Insomnia usually appears suddenly, associated with a stressful event, whether psychological (sadness, end of a relationship), social (job loss, economic difficulty), clinical (impending surgery) or environmental (noise in the room).

Approximately 30-50% of people with mood and anxiety disorders suffer from insomnia. However, it is common for this sleep disorder to persist, even when the original cause is no longer present. This is because the body begins to adopt a high level of alertness and negative conditioning.

Risk factors for insomnia include advanced age, female gender, illness, few social relationships, low socioeconomic level, separation, unemployment and shift work.



Treatment of insomnia should combine pharmacological and non-pharmacological therapy.

Nonpharmacologic measures include sleep hygiene and cognitive behavioral therapy, which result in. :

  • Exercise only in the morning or early afternoon;
  • Eat a light dinner with a little water;
  • Do not smoke or drink alcohol or beverages containing caffeine, such as coffee, tea, soft drinks, among others;
  • Have a comfortable mattress and a soft temperature in the room;
  • Keeping a bedtime and wake-up schedule;
  • Use the room only for sleeping (not working or eating);
  • Maintain regular sexual activity.

Cognitive-behavioral therapies are also recommended, which aim to reduce anxiety, which is very present in cases of insomnia.
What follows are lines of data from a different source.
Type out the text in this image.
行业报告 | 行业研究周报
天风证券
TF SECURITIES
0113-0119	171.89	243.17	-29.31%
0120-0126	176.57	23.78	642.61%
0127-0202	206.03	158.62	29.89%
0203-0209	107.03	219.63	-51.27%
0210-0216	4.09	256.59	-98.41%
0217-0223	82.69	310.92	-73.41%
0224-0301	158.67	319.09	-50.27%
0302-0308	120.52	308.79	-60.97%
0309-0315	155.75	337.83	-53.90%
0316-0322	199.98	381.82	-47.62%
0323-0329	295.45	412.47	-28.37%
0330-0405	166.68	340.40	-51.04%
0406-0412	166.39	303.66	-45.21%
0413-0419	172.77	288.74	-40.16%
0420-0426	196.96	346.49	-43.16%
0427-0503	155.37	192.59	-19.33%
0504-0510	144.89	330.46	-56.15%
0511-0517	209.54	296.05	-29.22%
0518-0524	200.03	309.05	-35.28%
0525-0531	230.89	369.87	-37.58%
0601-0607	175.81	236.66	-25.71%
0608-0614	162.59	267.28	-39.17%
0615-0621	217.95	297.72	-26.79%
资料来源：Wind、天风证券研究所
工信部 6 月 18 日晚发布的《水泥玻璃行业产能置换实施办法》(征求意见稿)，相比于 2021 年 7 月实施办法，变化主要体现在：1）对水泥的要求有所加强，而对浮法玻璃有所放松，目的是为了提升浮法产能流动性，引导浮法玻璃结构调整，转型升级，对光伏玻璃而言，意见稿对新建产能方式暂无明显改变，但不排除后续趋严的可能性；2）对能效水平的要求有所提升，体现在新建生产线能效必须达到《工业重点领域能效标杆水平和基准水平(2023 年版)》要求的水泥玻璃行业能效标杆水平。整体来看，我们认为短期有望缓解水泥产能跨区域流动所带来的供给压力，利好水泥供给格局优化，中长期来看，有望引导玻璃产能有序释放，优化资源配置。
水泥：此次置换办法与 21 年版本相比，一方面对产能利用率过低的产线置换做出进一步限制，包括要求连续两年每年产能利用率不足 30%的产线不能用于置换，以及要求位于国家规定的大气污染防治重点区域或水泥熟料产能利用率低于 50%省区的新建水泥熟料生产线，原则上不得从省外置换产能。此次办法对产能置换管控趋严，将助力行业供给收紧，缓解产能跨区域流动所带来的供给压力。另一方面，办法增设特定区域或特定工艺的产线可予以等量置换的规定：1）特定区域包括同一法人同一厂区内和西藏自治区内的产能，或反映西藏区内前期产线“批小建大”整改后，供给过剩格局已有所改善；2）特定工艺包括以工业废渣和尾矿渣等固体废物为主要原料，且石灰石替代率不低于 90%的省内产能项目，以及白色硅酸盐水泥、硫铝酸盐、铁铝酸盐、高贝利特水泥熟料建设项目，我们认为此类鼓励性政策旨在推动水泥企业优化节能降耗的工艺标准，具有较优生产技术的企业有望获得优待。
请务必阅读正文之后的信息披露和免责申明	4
Some of these therapies are: muscle relaxation, transcendental meditation, yoga, bioretention and stimuli control.

In parallel, it is advisable to take hypnotic drugs, which are effective in the treatment of insomnia. Basically, these drugs aim to reduce the time needed to induce sleep, increase its duration and provide a restful and peaceful sleep.
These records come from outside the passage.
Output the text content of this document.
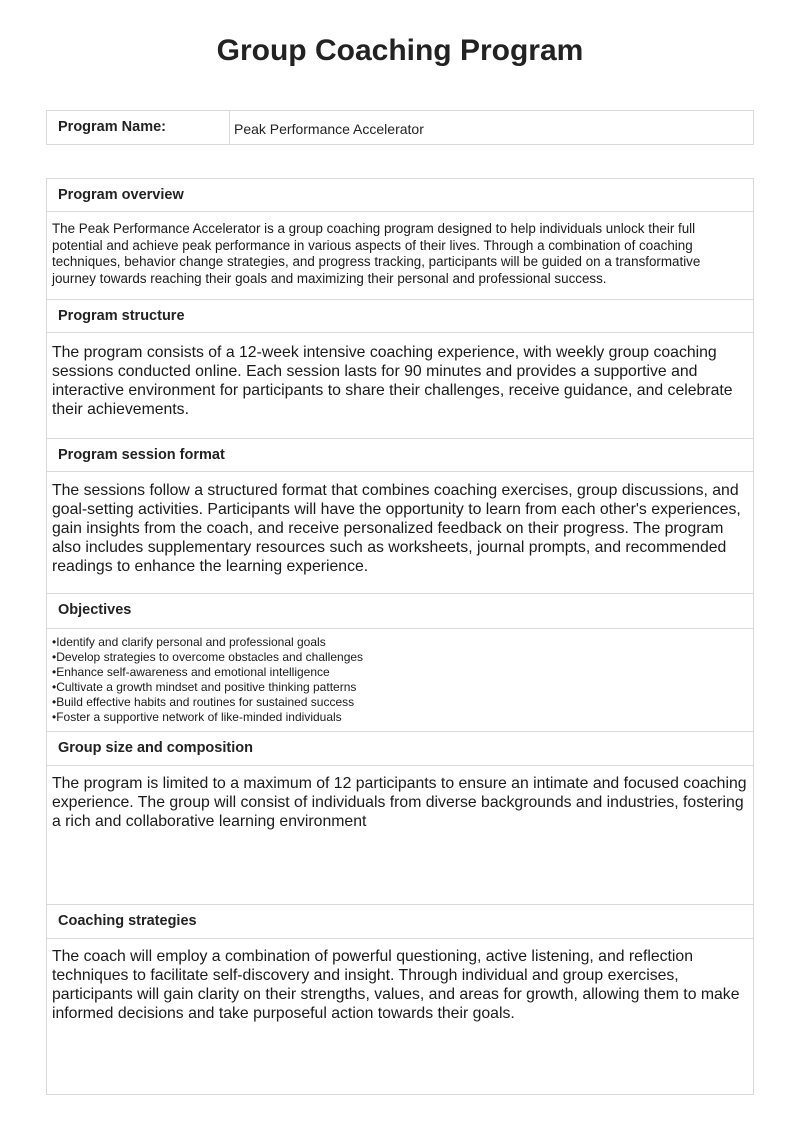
Group Coaching Program
Program Name:	Peak Performance Accelerator
Program overview

The Peak Performance Accelerator is a group coaching program designed to help individuals unlock their full potential and achieve peak performance in various aspects of their lives. Through a combination of coaching techniques, behavior change strategies, and progress tracking, participants will be guided on a transformative journey towards reaching their goals and maximizing their personal and professional success.

Program structure

The program consists of a 12-week intensive coaching experience, with weekly group coaching sessions conducted online. Each session lasts for 90 minutes and provides a supportive and interactive environment for participants to share their challenges, receive guidance, and celebrate their achievements.

Program session format

The sessions follow a structured format that combines coaching exercises, group discussions, and goal-setting activities. Participants will have the opportunity to learn from each other's experiences, gain insights from the coach, and receive personalized feedback on their progress. The program also includes supplementary resources such as worksheets, journal prompts, and recommended readings to enhance the learning experience.

Objectives
• Identify and clarify personal and professional goals
• Develop strategies to overcome obstacles and challenges
• Enhance self-awareness and emotional intelligence
• Cultivate a growth mindset and positive thinking patterns
• Build effective habits and routines for sustained success
• Foster a supportive network of like-minded individuals
Group size and composition

The program is limited to a maximum of 12 participants to ensure an intimate and focused coaching experience. The group will consist of individuals from diverse backgrounds and industries, fostering a rich and collaborative learning environment

Coaching strategies

The coach will employ a combination of powerful questioning, active listening, and reflection techniques to facilitate self-discovery and insight. Through individual and group exercises, participants will gain clarity on their strengths, values, and areas for growth, allowing them to make informed decisions and take purposeful action towards their goals.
Prevention of sleep disorder

Although insomnia can occur as a result of other problems, maintaining good sleep hygiene can prevent this disorder. It is therefore important to:

  • Don’t use caffeine, tobacco and other stimulants in the hours before bedtime;
  • Be careful with certain medications that can affect sleep;
  • Engage in relaxing activities before bed, such as taking a warm bath, reading, or listening to classical music;
  • Have a light, easily digested dinner;
  • Avoid sports in the hours immediately before sleep;
  • Ensure that the bedroom has a quiet environment, pleasant temperature and light;
  • Adopt routines for waking up and going to bed.